Dimensionality reduction. Principal Component Analysis. (PCA)¶

Python notebook: https://github.com/daviskregers/data-science-recap/blob/main/22-principal-component-analysis.ipynb

What is the curse of dimensionality?¶

Many problems can be thought of as having a huge number of dimensions.
For example, in recommending movies, the rating vector for each movie may represent a dimension - every movie is it's own dimension!
Dimensionality reduction attemts to distill higher-dimensional data down to a smaller number of dimensions, while preserving as much of the variance in the data as possible.

K-means clustering algorithm can be an example of dimensionality reduction algorithm. It reduces data down to K dimensions.
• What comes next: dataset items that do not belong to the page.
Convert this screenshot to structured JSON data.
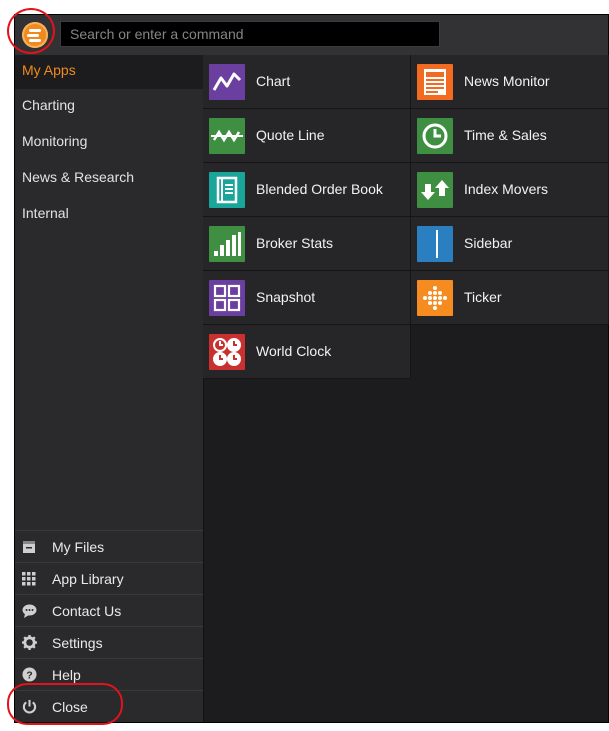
{
  "search": {
    "placeholder": "Search or enter a command"
  },
  "sidebar": {
    "categories": [
      {
        "label": "My Apps",
        "active": true
      },
      {
        "label": "Charting"
      },
      {
        "label": "Monitoring"
      },
      {
        "label": "News & Research"
      },
      {
        "label": "Internal"
      }
    ],
    "bottom_items": [
      {
        "label": "My Files",
        "icon": "folder-icon"
      },
      {
        "label": "App Library",
        "icon": "grid-icon"
      },
      {
        "label": "Contact Us",
        "icon": "chat-bubble-icon"
      },
      {
        "label": "Settings",
        "icon": "gear-icon"
      },
      {
        "label": "Help",
        "icon": "help-icon"
      },
      {
        "label": "Close",
        "icon": "power-icon"
      }
    ]
  },
  "apps": [
    {
      "label": "Chart",
      "icon": "chart-icon",
      "color": "#6b3fa0"
    },
    {
      "label": "News Monitor",
      "icon": "news-icon",
      "color": "#f26b21"
    },
    {
      "label": "Quote Line",
      "icon": "quote-line-icon",
      "color": "#3f8f43"
    },
    {
      "label": "Time & Sales",
      "icon": "clock-icon",
      "color": "#3f8f43"
    },
    {
      "label": "Blended Order Book",
      "icon": "book-icon",
      "color": "#1aa59a"
    },
    {
      "label": "Index Movers",
      "icon": "arrows-icon",
      "color": "#3f8f43"
    },
    {
      "label": "Broker Stats",
      "icon": "bar-chart-icon",
      "color": "#3f8f43"
    },
    {
      "label": "Sidebar",
      "icon": "sidebar-icon",
      "color": "#2a7fc1"
    },
    {
      "label": "Snapshot",
      "icon": "snapshot-icon",
      "color": "#6b3fa0"
    },
    {
      "label": "Ticker",
      "icon": "ticker-icon",
      "color": "#f68b1f"
    },
    {
      "label": "World Clock",
      "icon": "world-clock-icon",
      "color": "#c8312f"
    }
  ]
}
Involves fancy math - but at high level:
- Finds "eigenvectors" in the higher dimensional data
  - These define hyperplanes that split the data while preserving the most variance in it
  - The data gets projected onto these hyperplanes, which represent the lower dimensions you want to represent
  - A popular implementation of this is called Singular Value Decomposition (SVD).
Also really useful for things like image compression and facial recognition.

The "Iris dataset" comes with scikit-learn
An iris flower has petals and sepals (the lower, supportive part of the flower)
We know the length and width of petals and sepals for many iris specimens.
- That's four dimensions.
- We also know the subspecies classification of each flower.
PCA lets us visualize this in 2 dimensions instead of 4, while still preserving the variance.